The party responsible for the appointment of a special advocate in a family law case should have to bear its costs, the High Court has ruled, as it also declined to cap or manage the costs incurred.
Mr Justice Cobb described R (Closed Material Procedure: Special Advocates: Funding)  EWHC 1793 (Fam) as being “unusually sensitive”.
“It is sufficient for me to record that shortly after R’s birth, the parents separated; there followed lengthy and bitterly contested private law proceedings. When those were at an advanced stage, the father was the victim of a serious and life-endangering attack, which he survived. This led to the trial, and convictions, of a number of people for the offence of conspiracy to murder…
“The police have assessed, on information supplied, that there is a second, and continuing, conspiracy to murder the father; that information has been shared with the parties to these proceedings. The police, however, resist disclosure of a small quantity of information relevant to that continuing conspiracy, arguing that disclosure of the information would materially heighten the risk to the father, to R, and to others, and would unhelpfully expose police operational details.”
Where such sensitive material is placed before the court, and has to be examined and/or tested on behalf of the parties to whom it cannot be disclosed, the court may invite the Attorney General to appoint a special advocate, a security cleared lawyer, to represent their interests. They are appointed through the Special Advocates’ Support Office (SASO), which is part of the Government Legal Department.
The mother has had a special advocate at three closed material hearings, while Mrs Justice Pauffley directed a few months ago that the father should have one for future hearings. The question before the court was who should be pay for the father’s special advocate – the police had agreed to fund the mother’s “out of pragmatism, rather than any sense of legal obligation”, the court heard.
At the time of last month’s hearing, the SASO and special advocate on behalf of the mother had generated £53,000 in professional fees since July 2016. For the father, they had generated a little under £4,000 since March 2017.
Cobb J said there has been “no clear or definitive ruling” on the issue.

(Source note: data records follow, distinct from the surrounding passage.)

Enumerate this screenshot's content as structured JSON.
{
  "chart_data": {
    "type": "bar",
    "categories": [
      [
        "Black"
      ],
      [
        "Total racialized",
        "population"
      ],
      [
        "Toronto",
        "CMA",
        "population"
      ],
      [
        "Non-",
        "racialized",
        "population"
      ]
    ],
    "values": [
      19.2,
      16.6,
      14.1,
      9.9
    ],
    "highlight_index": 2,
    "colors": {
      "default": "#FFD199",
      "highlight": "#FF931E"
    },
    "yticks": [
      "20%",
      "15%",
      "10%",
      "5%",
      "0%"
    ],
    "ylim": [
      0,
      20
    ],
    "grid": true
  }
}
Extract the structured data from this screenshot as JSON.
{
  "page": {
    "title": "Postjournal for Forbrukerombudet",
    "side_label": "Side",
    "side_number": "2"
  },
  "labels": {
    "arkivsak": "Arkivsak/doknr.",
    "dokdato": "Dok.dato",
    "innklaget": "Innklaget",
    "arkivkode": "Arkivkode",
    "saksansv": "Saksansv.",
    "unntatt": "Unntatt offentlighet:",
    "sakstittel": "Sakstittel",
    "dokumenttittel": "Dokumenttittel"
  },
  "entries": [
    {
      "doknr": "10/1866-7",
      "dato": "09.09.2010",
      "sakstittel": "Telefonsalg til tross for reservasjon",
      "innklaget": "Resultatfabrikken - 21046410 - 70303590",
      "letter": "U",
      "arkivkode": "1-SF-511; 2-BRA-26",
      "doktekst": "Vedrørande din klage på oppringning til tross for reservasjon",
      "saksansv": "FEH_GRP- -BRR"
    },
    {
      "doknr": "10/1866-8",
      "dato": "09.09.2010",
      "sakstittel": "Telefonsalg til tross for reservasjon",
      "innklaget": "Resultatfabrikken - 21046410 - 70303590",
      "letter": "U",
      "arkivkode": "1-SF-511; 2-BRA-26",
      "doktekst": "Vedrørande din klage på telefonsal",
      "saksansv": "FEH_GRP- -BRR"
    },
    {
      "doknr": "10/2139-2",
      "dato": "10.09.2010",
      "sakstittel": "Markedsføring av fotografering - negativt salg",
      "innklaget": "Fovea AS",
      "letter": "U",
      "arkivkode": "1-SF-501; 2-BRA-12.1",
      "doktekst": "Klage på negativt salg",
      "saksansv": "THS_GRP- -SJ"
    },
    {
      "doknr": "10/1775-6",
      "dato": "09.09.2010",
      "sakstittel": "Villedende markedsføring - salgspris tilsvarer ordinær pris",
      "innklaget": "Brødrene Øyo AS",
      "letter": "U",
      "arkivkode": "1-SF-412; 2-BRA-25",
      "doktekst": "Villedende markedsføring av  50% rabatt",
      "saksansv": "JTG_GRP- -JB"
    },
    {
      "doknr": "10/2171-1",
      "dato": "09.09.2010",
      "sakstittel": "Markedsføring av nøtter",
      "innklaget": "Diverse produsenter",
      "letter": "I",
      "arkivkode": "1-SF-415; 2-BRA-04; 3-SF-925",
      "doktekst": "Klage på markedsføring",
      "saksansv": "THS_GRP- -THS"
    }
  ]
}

He continued: “I am satisfied that the Attorney General’s Office does not have a dedicated budget for the provision of special advocates in family cases; the President’s Guidance is clear that it should not be expected to fund a special advocate in these circumstances as “this is not a service which the Attorney General will normally cover”. I am equally satisfied that the Legal Aid Agency cannot be challenged on its conclusion that there is no statutory duty in LASPO 2012 to fund the special advocate for the father.”
He concluded that it should be the agency which held the sensitive material, namely the police, to fund the special advocate for the father: “The police have exclusive ownership of the sensitive material. The police wish to ensure that (a) the court is in possession of that material and that (b) the court is aware of the reasons why disclosure of that material would be contrary to the public interest; it proposes that the sensitive information is therefore presented to the court exclusively in closed session, and that its disclosure to the parties should be closely and rigorously controlled.
“In my judgment, the police, having taken this position (which I emphasise has been approved as reasonable and appropriate thus far), should be required to broaden its obligations to ensure that those who are most affected by the information are given the fullest and fairest opportunity to have the case for non-disclosure tested.”
Cobb J then looked at whether he should cap the costs in light of the police’s disquiet about the scale of the costs of the mother’s special advocate and fear of the father’s costing a similar amount. He said this seemed “particularly apposite in a case where (a) by my judgment, the costs of the special advocate for the father are to be paid by a non-party agency, (b) there is no assessment process at the conclusion of the case, as the authorisation for costs is prospective and the fee-rates are fixed, and (c) the costs of the special advocate for the mother are already significant”.
But Cobb J concluded: “I have been persuaded that I should not impose such a cap or other costs management direction in this case. I accept the argument of the SASO that a special advocate should be enabled to exercise reasonable autonomy in the way in which he/she undertakes his/her work…
“Furthermore, the special advocate appointed to represent the interests of the mother in this case appears to have had reasonably free rein to investigate matters in open and closed session; there is a potential for unfairness, certainly a perception of unfairness, if the father’s special advocate and the SASO team working on his behalf were to be circumscribed significantly by the court in the work they could undertake.
“While the court has an obligation to save expense, it does of course have an equally significant responsibility to ensure that the parties are on an ‘equal footing’.
“That said, I encourage the SASO and the special advocate for the father to adopt a reasonable and proportionate approach to its task; my assessment is that the issues arising with the closed material procedure now are not as significant as they perhaps were when the special advocate was appointed to protect the interests of the mother, and I would expect that the amount of work, and corresponding costs, should therefore reflect this.”